This paper presents a policy optimization strategy for workflow prediction for text-to-image tasks. The idea drawing from previous work is to prompt/finetune an LLM to directly predict the ComfyUI workflow for the task of text-to-image generation. Similar to several LLM fine-tuning pipelines these days, this involves a supervised fine-tuning stage on a curated dataset of workflows, followed by training a surrogate reward model, and then a policy optimization stage (using GRPO) to maximize these rewards. Results on prompt following and other reward model evaluations indicates that the proposed method outperforms prior works exploring similar concepts for the task.
优缺点分析
Strengths:
The paper makes the natural and principled step towards end-to-end optimization of the workflow generation concept (as opposed to just prompting/in-context learning) with a reward ensemble which provides a more robust optimization strategy.
Further, the paper also has a robust ablation analysis covering important components of the proposed pipeline providing convincing results.
The paper also does a good job of presenting the paper in a clear and easy to understand manner.
Weaknesses:
The only major weakness I can see in the paper is that it is a "minimal" improvement over ComyGen in many aspects (the overall formulation, training data for SFT etc.). In terms of the overall improvements, while ComfyGen and the proposed FlowRL have the same GenEval results, the HPSv2 and the human study seem to indicate improvements for FlowRL over ComyGen. However, it might be a good idea to clarify the aspects in which FlowRL improves over ComfyGen and how these might not be captured by GenEval.
Overall, I do think that the paper broadly is a step in the right direction and therefore would merit acceptance to me, however I do think it would be a good idea to clarify both the comparisons, evaluations, and have better analysis on the source of improvements/novelty of generated workflows.
问题
There are 2 major aspects where I am curious to see if there are improvements possible:
a) Choice of Evaluation: While GenEval provides a clean benchmark for prompt following on relatively short and basic prompts, the ideal usecases of FlowRL/ComfyGen etc. are probably quite different. Would it be possible to have more meaningful evaluations of the proposed methods beyond the standard evaluations provided in the paper to the kind of tasks that an end user of such a framework might actually care about?
b) Novelty of Generated Flows/Source of Improvements: An interesting aspect of end-to-end optimization is that we might observe novel sources of improvements.
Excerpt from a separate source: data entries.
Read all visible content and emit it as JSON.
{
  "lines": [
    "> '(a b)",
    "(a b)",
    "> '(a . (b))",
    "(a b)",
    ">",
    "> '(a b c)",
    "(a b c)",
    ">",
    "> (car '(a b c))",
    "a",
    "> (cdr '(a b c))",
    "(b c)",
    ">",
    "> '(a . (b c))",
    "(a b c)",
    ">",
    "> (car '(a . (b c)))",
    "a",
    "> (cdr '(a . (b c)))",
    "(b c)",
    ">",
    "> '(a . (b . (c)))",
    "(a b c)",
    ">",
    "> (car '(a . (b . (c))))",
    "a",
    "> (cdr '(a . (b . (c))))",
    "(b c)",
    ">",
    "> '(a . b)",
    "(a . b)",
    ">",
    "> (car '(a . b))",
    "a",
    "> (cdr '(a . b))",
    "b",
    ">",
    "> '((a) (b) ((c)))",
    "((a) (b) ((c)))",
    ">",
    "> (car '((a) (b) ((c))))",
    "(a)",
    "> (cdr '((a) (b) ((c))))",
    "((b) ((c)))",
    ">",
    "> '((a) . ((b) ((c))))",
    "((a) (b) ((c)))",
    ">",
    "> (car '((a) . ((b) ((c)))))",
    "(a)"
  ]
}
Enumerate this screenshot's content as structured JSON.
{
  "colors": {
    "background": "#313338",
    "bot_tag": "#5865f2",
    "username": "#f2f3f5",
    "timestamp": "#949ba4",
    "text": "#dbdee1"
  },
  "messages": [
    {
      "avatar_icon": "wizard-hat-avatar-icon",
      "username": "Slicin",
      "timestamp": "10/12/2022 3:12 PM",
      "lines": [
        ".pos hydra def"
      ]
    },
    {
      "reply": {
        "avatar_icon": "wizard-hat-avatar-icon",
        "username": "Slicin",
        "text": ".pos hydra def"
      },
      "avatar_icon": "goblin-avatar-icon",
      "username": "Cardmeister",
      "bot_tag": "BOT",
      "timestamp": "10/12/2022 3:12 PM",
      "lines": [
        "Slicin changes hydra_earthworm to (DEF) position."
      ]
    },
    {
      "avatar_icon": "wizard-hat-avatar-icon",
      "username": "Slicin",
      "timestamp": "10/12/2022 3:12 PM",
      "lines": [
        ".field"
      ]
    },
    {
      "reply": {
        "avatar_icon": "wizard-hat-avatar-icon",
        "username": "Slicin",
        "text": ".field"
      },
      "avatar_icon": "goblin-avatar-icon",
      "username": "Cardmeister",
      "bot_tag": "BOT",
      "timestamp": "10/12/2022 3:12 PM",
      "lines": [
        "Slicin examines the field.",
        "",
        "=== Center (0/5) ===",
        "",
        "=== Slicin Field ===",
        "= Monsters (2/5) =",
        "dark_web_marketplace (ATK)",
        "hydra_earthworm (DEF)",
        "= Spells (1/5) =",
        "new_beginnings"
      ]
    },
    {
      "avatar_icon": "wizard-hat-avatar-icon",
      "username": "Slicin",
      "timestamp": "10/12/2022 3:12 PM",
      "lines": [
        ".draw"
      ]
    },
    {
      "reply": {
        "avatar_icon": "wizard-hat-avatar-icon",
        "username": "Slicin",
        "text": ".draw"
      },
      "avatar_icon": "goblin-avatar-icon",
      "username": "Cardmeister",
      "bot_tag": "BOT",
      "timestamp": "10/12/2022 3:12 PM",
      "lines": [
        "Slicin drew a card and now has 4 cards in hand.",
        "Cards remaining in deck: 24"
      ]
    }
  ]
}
While the analysis in Tab. 2 is a first step in this direction (observing the novel generated flows), it might be worthwhile to have a deeper dive into this to see the exact nature of these novel flows to see what causes the underlying improvements?
局限性
Yes.
最终评判理由
I would like to thank the authors for providing a clear clarification in the rebuttal. Having looked over the paper, the reviews, as well as the rebuttal, I would like to stick with my original rating (Borderline Accept). I do think that the paper approaches an important problem and provides valuable insights, and therefore merits acceptance to me, despite the fundamental method being a relatively direct application of GRPO for agentic text-to-image generation.
格式问题
N/A
We thank the reviewer for the comprehensive review and valuable feedback on our paper. We are encouraged by the recognition of our principled step towards end-to-end optimization of workflow generation for T2I tasks, and the robust ablation analysis which underscores the effectiveness of our approach. We address the the reviewer concerns below:
Q:
"Choice of Evaluation: While GenEval provides a clean benchmark for prompt following on relatively short and basic prompts, the ideal usecases of FlowRL/ComfyGen etc. are probably quite different. Would it be possible to have more meaningful evaluations of the proposed methods beyond the standard evaluations provided in the paper to the kind of tasks that an end user of such a framework might actually care about?" & "The only major weakness I can see in the paper is that it is a "minimal" improvement over ComyGen in many aspects (the overall formulation, training data for SFT etc.). In terms of the overall improvements, while ComfyGen and the proposed FlowRL have the same GenEval results, the HPSv2 and the human study seem to indicate improvements for FlowRL over ComyGen. However, it might be a good idea to clarify the aspects in which FlowRL improves over ComfyGen and how these might not be captured by GenEval."
A: We acknowledge your observation regarding the comparison with ComfyGen. While GenEval results might appear similar, FlowRL's improvements are primarily evident in HPSv2 and the user study (70% win-rate in the user study, and 60% win-rate in the HPSv2 score). Those metrics better reflect overall image quality and aesthetic preference. GenEval, being a prompt-following metric, may not fully capture these qualitative improvements in image generation. In addition, while GenEval serves as a valuable academic benchmark with its simplified prompts, the CivitAI prompts are taken from images created and shared by real users, and thus offer a more representative evaluation of the model's performance in real-world user scenarios. The core improvement of FlowRL lies in its end-to-end policy optimization with a reward model, which allows it to discover more optimal and nuanced workflow configurations than ComfyGen's supervised learning approach. The "novelty of generated workflows" (as discussed in your second question) is a direct outcome of this optimization, leading to better-performing flows not present in the initial SFT dataset.
Q:
"Novelty of Generated Flows/Source of Improvements: An interesting aspect of end-to-end optimization is that we might observe novel sources of improvements. While the analysis in Tab. 2 is a first step in this direction (observing the novel generated flows), it might be worthwhile to have a deeper dive into this to see the exact nature of these novel flows to see what causes the underlying improvements?"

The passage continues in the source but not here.